4 ** 3 # the cube of 4 is 64, not 65!
64
cubes[3] = 64 # Replace the wrong value.
cubes
[1, 8, 27, 64, 125]
You can assign to slices, which can change the size of the list or clear it entirely:
letters = ['a', 'b', 'c', 'd', 'e', 'f', 'g']
letters
['a', 'b', 'c', 'd', 'e', 'f', 'g']
# Replace some values.
letters[2:5] = ['C', 'D', 'E']
letters
['a', 'b', 'C', 'D', 'E', 'f', 'g']
# Now remove them.
letters[2:5] = []
letters
['a', 'b', 'f', 'g']
# Clear the list by replacing all the elements with an empty list.
letters[:] = []
letters
[]
The built-in len()
function also applies to lists for getting their lengths:
letters = ['a', 'b', 'c', 'd']
len(letters)
4
You can nest lists, which means to create lists that contain other lists. For example:
a = ['a', 'b', 'c']
n = [1, 2, 3]
x = [a, n]
x
[['a', 'b', 'c'], [1, 2, 3]]
x
is a list of lists, and you can access its constituent lists through the same indexing you use with simpler lists:
x[0]
['a', 'b', 'c']
And by using additional index numbers, you can directly access elements within those sub-lists:
x[1][1]
2
x
[['a', 'b', 'c'], [1, 2, 3]]
# Nested lists come up a lot in programming, so it pays to practice.
# Which indices would you include after x to get ‘c’?
# How about to get 3?
beatles = ['John', 'Paul']
beatles.append('George')
beatles
['John', 'Paul', 'George']
Notice that you did not actually pass a list to append()

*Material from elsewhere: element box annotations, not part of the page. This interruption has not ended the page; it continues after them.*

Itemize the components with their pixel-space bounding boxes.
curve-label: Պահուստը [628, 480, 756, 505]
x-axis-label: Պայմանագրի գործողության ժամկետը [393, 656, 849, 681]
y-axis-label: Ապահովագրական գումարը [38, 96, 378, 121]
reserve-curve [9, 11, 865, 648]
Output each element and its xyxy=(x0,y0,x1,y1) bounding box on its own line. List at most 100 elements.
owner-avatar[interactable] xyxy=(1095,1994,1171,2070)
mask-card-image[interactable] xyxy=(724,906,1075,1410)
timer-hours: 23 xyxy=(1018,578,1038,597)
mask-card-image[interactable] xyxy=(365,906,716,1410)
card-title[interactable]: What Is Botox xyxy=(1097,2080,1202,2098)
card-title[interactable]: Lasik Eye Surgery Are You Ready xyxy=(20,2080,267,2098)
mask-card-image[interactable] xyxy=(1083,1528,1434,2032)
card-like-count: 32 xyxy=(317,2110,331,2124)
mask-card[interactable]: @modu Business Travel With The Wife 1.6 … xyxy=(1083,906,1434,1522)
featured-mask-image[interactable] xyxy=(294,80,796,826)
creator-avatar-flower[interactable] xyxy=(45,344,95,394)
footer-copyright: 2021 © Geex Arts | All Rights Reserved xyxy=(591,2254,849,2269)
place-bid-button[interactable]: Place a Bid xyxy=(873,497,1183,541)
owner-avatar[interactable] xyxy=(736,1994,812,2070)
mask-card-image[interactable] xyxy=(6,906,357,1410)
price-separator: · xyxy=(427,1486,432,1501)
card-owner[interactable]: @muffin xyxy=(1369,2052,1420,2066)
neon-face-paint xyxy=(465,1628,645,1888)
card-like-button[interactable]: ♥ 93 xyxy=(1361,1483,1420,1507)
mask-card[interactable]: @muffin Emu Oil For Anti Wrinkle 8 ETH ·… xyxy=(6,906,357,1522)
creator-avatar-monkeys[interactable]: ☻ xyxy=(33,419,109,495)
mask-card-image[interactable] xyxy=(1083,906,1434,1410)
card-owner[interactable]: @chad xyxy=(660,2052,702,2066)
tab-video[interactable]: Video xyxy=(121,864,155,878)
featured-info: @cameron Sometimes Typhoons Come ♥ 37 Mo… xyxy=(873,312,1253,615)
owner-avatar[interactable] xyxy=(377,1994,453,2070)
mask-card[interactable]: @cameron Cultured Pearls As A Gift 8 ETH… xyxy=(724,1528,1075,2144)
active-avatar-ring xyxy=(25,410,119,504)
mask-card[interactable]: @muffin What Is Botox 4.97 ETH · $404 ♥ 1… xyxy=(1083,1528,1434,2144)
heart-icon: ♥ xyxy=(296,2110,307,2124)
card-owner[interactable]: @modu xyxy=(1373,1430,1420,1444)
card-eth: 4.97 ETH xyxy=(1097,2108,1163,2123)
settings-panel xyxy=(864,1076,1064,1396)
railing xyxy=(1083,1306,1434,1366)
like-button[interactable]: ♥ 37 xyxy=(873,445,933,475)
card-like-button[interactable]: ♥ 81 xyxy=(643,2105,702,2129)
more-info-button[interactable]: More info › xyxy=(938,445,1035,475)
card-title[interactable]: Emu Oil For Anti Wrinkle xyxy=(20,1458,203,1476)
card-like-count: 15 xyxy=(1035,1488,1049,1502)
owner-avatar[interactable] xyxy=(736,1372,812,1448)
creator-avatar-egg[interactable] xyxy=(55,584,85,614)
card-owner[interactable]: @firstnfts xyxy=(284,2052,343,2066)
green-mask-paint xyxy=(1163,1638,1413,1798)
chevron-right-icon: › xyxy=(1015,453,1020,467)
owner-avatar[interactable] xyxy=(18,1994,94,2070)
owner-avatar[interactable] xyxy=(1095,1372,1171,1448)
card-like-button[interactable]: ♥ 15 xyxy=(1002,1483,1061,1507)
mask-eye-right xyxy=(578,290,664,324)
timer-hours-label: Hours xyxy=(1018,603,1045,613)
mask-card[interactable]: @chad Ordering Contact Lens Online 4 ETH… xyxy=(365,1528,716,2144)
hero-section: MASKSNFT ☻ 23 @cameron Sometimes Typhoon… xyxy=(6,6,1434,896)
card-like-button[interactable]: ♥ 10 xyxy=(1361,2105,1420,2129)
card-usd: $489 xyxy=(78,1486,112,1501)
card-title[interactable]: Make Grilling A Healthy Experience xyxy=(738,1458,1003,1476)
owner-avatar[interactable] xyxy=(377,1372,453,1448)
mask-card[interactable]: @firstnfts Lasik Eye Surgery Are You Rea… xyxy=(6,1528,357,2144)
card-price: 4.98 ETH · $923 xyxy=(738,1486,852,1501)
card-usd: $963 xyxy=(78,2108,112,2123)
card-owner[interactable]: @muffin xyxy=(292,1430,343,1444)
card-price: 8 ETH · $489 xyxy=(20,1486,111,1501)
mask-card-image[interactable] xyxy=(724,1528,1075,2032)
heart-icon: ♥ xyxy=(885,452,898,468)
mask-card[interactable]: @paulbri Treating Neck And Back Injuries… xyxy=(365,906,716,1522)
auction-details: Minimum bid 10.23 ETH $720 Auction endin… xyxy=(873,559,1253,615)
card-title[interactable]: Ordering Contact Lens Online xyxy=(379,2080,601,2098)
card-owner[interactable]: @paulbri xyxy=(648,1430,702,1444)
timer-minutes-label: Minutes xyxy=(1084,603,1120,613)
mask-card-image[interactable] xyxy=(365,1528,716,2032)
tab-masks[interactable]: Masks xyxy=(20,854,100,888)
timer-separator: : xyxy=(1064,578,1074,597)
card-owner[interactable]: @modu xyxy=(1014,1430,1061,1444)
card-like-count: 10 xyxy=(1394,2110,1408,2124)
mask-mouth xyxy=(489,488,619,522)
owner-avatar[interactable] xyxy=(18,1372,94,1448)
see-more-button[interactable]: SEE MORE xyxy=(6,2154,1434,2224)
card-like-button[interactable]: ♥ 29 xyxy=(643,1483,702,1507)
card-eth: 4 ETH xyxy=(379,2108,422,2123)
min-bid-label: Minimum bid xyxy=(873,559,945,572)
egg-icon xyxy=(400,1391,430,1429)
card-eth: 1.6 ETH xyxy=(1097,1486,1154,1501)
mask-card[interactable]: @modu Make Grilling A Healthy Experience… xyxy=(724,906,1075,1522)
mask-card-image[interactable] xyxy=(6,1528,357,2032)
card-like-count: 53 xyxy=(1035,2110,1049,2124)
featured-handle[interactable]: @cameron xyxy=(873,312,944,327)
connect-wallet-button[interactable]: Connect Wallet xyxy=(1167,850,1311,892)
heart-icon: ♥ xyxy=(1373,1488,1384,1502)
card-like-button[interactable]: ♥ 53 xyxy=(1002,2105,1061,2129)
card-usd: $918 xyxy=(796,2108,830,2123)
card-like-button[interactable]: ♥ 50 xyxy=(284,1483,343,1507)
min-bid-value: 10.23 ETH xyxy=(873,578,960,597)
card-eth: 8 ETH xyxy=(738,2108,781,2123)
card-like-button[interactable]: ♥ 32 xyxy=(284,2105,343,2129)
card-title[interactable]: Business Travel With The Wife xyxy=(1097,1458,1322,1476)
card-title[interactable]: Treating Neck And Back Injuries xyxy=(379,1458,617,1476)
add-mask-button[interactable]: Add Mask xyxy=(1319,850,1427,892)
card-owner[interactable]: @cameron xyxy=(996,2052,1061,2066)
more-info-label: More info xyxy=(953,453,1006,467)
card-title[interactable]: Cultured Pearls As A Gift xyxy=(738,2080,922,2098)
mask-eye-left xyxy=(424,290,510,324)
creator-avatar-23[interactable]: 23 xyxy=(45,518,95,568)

; passing a list to append()
results in this behavior:
beatles2 = ['John', 'Paul', 'George']
beatles2.append(['Stuart', 'Pete'])
beatles2
['John', 'Paul', 'George', ['Stuart', 'Pete']]
To tack a list on the end of an existing list, use extend()
instead:
beatles.extend(['Stuart', 'Pete'])
beatles
['John', 'Paul', 'George', 'Stuart', 'Pete']
index()
returns the index of the first matching item in a list (if present):
beatles.index('George')
2
The count()
method returns the number of items in a list that match objects you pass in:
beatles.count('John')
1
There are two methods for removing items from a list. The first is remove()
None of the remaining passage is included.